Machine Learning Framework for Real-Time Assessment of Traffic Safety Utilizing Connected Vehicle Data

Abstract

Assessment of roadway safety in real-time is a necessary component for providing proactive safety countermeasures to ensure the continued safety and efficiency of roadways. A framework for utilizing data from connected vehicles and other probe sources is proposed in this study. Connected vehicles present an opportunity to provide live fingerprinting and activity monitoring on roadways. Taking advantage of high-resolution trajectory data streaming directly from connected vehicles, variables are extracted and the relationship with crashes are explored utilizing statistical and machine learning models.

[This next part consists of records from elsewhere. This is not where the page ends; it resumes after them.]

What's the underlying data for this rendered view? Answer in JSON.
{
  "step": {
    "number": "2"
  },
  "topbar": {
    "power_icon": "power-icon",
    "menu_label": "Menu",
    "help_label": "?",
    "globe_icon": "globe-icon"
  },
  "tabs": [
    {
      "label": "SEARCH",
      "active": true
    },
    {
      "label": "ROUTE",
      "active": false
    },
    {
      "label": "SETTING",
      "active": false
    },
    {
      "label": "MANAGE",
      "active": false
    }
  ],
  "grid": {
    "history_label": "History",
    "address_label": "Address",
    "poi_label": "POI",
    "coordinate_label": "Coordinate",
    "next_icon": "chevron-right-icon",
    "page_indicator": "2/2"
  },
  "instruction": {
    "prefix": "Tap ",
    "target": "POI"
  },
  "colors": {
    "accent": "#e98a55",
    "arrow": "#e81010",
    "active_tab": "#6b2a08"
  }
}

Hard acceleration events, in conjunction with segment miles are shown to have strong positive correlations with historical crash outcomes as proven by OLS, Poisson and Gradient Booster regression models. An XGBoost classification model is then trained to predict the real-time instances of crash outcomes at 5 min temporal bins with high levels of accuracy when trained with data including the real-time segment speed, reference speed, segment miles, a segment crash risk factor and other variables related to the difference in speeds between consecutive segments as well as the hour of the day. A weighted ensemble model achieved the best performance with an accuracy of 0.95. The results present evidence that the framework can capitalize on the richness of data available via connected vehicles and is implementable as a component in Advanced Traffic Management Systems for the analysis of safety critical situations in real-time.